We were on gchat. I wonder if years from now, I’ll start this story and my curly headed child will look up at me confused about some archaic structure, “What’s gchat?” in the same way that kids do now when asking about a time before cell phones. Still, I remember when gchat started, that blinking box, connecting our conversation across continents, states, or even the same room. We were on gchat and she had moved to DC and calls were difficult to come by. I’ve always had a hard time on the phone. The box blinked. “Let’s run a marathon.” I’ve been a runner since high school and do it for the sheer joy of the wind and the pounding pavement. A marathon was a challenge feeling seemingly impossible, but a good goal. “Ok.”
I never thought I would actually do it. I wanted to think I could do it, but I had also given myself an out even at the beginning to not go through with it. Still, I told her “Sure.” I mustered excitement about how it would be incredible. We imagined the scene. Two years later we signed up. We planned to do it together in DC and I started training in Atlanta. The hours it takes to train start small, but then they get longer. Five mile runs turn to nine miles, to thirteen miles, and you plan your life around the next three hours you’ll spend with the road. As the day got closer, I struggled with a challenging job and other life variables and then made the choice to run alone in a race in my own city, rather than with her. I told myself I could still give up. I didn’t have to do this.
I started running cross country my junior year of high school. My coach was a wiry old man, white haired and no time for excuses. He had lived a lot of life and appeared to expect us to embrace the pain and thrill of it. This meant he expected us to run every day of the week. It was his proven method. It was his holy grail. He expected it because he was also out there running, every day. That fall, I planned my life around this assumption: that if I got out there, every day, it would change me. So, I made sure I got plenty of sleep and ate during classes to carb load before runs in the afternoon. My weekends were treks that started before the sun was up on buses to old horse racing trails. Even on race days, we trained. We ran a mile before our race and a mile after and we always sprinted the last 100 yards. Over and over. Regardless of how I felt.
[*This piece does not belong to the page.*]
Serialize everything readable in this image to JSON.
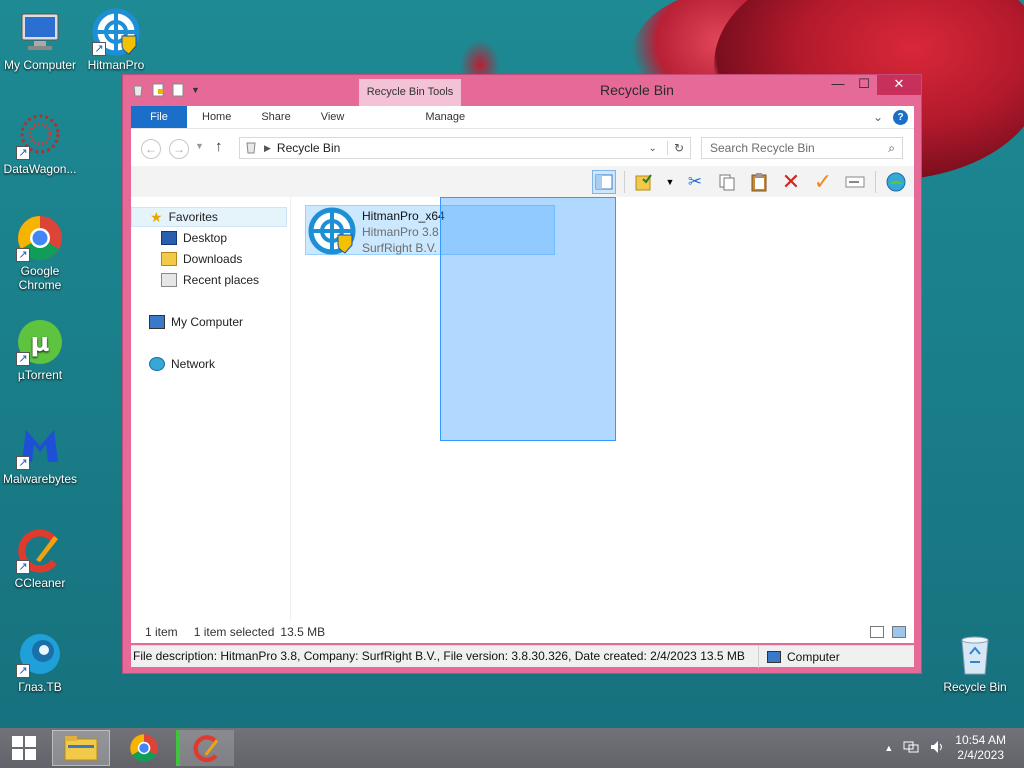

I loved running. I hated running. And, it slowly became the place I found myself. I went there to think. I went there to cry. I went there to laugh, to fight, and simply to be. I could feel whatever I needed to. And, I could keep moving. Running became my solitude. The road doesn’t care what you look like or if you failed your last assignment. She doesn’t care about the fight you just had. She doesn’t care about your promotion or the little money you have in your bank account. The seeming good or the bad. She asks you to get out there and accepts whatever you’ve got. She just asks you to show up.
When I ran that day, I had a couple of friends who followed the course and met up with me along the way, at the parts I felt like I could barely continue on. When my phone died and my music gave out and they let me swap with theirs. When I had a particularly long hill. And, just to say, “You can do it” and then “You did” when I finished, tired and overwhelmed with emotion.
If you ask anyone who has run a marathon about what it felt like to finish, I wonder if they’ll struggle with the sentences. There are few words to really speak when in the midst of a victory. Nothing really does it justice. When you’ve put every last ounce of energy and hope into something and then it’s done. The pure joy and utter exhaustion.
As a counselor, I think about how I feel sitting across from someone who is fighting for their life; like they’re running a marathon, and I couldn’t be prouder and more honored to be there with whatever they bring. I want to see their face and the triumph as they show up through the pain. I want to be there when they get to the other side of that finish line and find the person they are and the strength they have. That’s what the road hopes for. That’s what she taught me.